The solubility of carbonate biominerals such as aragonite broadly covaries with pH (Fig. S3). but pH alone provides a poorly constrained estimate of Ω arag (Fig. S3) We developed a proxy variable (Ω arag-pH) that approximates Ω arag from pH by taking into account the influence of T, S, and AT. From the bottle samples collected adjacent to intertidal sensors, we calculated Ω arag directly from either DIC and AT, or pH and AT, along with measured T, and S. Comparisons between Ω arag against Ω arag-pH that used only pH, T, and mean values for S (33.5) and AT (2200 μmol kg−1) showed very strong agreement (r2 = 0.99, Ω arag = 1.01* Ω arag-pH + 0.01) (Fig. S1). To evaluate the generality of this approach, we applied this same estimation technique to the upper ocean (0 to 400 m depth) values from the North American Carbon Program (NACP) 2007 west coast cruise dataset2 and to the Global Ocean Data Analysis Project (GLODAP) database43. In both instances, pHtotal scale (calculated from DIC and AT) in conjunction with mean AT (2200 μmol kg−1 for NACP, 2300 μmol kg−1 for GLODAP) yielded Ω arag-pH that agreed strongly with Ω arag derived from DIC and AT (Fig. S2). Further details of the uncertainties associated with the use of Ω arag-pH can be found in the supplementary materials.

We estimated anthropogenic DIC (DICanth) following a density-based approach2, 4. In the Pacific, DICanth in the upper ocean ranges from approximately 20 to 60 μmol kg−1 depending on time since last equilibration with the atmosphere4. From observed density, we estimate a mean DICanth burden of 37 (+/−3.3, S.D.) μmol kg−1 for our system. This corresponds to a DIC increase from preindustrial atmosphere of 280 ppm to ~350 ppm at equilibrium, and reflects the higher mean ventilation age of upwelled water. DICanth can differ spatially and recent analyses suggests that DICanth in Northern California portion of the CCLME average 15% (+/−5% S.D.) higher than waters in Oregon17. We applied this adjustment, differentiating between Oregon and California stations. To estimate future DIC changes, we calculated the DIC increase associated with a rise in atmospheric CO2 from 350 ppm to 400 ppm.
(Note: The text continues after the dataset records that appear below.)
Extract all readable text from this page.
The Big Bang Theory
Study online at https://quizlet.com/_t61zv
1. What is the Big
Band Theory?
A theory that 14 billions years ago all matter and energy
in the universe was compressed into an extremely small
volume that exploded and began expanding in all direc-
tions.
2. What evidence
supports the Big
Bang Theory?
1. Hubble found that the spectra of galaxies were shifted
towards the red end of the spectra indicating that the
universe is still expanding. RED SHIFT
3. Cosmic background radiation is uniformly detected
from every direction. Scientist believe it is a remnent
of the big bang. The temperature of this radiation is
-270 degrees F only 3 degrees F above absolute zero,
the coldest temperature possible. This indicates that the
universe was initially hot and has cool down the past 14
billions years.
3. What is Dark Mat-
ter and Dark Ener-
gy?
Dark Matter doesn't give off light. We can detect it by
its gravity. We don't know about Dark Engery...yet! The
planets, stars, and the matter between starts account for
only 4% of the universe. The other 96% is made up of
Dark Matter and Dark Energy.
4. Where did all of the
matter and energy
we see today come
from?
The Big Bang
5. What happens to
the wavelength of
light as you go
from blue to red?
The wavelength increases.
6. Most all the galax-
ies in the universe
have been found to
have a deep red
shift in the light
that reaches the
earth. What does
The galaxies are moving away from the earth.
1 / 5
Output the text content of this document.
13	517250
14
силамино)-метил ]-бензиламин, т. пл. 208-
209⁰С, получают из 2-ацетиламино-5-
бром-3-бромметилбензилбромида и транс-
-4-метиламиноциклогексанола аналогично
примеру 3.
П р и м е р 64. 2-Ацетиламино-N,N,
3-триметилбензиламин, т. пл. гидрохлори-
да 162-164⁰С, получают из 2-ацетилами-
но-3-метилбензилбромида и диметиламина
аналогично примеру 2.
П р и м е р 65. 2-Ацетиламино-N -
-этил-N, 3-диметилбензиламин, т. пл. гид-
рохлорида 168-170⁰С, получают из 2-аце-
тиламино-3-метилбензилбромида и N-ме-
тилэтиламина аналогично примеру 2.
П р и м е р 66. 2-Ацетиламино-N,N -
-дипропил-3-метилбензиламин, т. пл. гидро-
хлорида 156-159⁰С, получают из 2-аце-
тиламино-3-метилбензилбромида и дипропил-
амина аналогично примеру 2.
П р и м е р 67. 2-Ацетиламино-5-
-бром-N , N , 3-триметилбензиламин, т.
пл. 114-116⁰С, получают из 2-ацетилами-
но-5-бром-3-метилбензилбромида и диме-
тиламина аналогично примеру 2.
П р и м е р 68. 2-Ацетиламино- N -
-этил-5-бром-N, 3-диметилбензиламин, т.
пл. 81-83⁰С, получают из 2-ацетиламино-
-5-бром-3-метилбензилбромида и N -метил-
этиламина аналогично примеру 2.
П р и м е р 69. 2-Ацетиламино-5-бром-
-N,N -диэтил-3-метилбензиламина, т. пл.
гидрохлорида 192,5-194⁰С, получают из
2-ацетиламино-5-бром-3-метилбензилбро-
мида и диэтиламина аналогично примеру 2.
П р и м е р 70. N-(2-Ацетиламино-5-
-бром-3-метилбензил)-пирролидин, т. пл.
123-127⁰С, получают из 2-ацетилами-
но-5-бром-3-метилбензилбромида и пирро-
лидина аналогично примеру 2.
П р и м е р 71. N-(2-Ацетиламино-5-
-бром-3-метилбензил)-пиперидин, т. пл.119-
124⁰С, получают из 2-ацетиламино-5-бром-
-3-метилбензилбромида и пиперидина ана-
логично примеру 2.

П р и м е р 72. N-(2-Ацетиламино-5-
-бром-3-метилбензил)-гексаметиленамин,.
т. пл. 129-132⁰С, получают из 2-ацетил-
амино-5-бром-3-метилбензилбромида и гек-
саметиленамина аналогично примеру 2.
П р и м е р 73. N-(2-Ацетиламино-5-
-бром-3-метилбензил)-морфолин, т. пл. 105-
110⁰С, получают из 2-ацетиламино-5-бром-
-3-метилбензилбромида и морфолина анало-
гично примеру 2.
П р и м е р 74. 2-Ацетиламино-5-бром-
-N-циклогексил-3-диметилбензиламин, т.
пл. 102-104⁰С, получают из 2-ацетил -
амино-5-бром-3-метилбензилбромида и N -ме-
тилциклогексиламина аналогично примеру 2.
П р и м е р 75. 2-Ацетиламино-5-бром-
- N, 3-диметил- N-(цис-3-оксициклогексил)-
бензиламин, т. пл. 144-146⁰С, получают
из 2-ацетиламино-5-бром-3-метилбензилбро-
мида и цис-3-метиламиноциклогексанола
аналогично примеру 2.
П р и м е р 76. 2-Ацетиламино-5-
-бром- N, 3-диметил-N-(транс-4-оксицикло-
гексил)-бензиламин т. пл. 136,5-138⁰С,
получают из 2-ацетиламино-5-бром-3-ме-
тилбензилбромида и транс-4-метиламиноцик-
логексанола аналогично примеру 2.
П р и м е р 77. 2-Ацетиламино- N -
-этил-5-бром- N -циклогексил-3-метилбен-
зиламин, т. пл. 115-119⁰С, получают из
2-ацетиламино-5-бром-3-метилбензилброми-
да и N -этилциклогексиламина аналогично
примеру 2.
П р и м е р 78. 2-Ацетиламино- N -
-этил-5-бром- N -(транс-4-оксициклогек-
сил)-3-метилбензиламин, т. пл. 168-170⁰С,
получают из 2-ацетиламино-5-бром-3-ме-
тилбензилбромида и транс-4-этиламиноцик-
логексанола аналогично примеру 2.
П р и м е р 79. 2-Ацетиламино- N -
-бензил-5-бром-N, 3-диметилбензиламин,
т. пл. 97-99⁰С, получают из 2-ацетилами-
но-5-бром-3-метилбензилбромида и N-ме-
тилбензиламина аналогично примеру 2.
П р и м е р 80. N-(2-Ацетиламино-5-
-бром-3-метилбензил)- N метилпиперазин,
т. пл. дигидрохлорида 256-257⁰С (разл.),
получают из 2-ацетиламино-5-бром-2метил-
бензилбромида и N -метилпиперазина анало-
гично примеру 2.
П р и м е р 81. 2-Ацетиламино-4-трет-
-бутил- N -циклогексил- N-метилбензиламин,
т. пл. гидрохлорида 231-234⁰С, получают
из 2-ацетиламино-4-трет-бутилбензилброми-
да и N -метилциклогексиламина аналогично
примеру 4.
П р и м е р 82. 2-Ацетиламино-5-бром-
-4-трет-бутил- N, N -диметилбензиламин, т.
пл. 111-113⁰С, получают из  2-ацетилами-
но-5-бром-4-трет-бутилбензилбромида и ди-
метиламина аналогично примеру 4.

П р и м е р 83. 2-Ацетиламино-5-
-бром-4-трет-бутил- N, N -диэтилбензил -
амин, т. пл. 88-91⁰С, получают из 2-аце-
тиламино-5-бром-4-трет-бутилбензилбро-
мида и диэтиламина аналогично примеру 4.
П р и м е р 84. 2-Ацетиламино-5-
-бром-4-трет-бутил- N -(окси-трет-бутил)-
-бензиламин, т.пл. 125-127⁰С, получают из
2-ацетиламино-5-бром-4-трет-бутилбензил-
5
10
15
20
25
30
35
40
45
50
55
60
Across orthogonal combinations of T (8 to 18 °C), S (32 to 34), and AT (2100 to 2300 μmol kg−1), an increase from 350 ppm to 400 ppm results in a mean and highly constrained DIC increase of 22 (+/−1.3, S.D.) μmol kg−1. To evaluate the effects of DICanth changes on the distribution of Ω arag, we calculated the change in Ω arag for the subtraction of 37 μmol kg−1 and addition of 22 μmol kg−1 of DIC. The effects of these DIC changes varied most strongly as a function of starting Ω arag. With declining Ω arag, the marginal effects of DIC changes decrease considerably as pH moves further and further away from pK2, where absolute changes in [CO3 2–] approach a minimum. Changes in Ω arag with respect to changes in DIC are well-constrained across ranges of T and S (Fig. S4). At Ω arag = 3, the removal of 37 μmol kg−1 DIC increases Ω arag by 0.367 and ranges by only +/−0.014. At Ω arag = 1, mean decline of 0.280 exhibits a range of only +/−0.009. This constrained behavior permits us to robustly estimate changes in Ω arag as a function of initial Ω arag from time-series observations.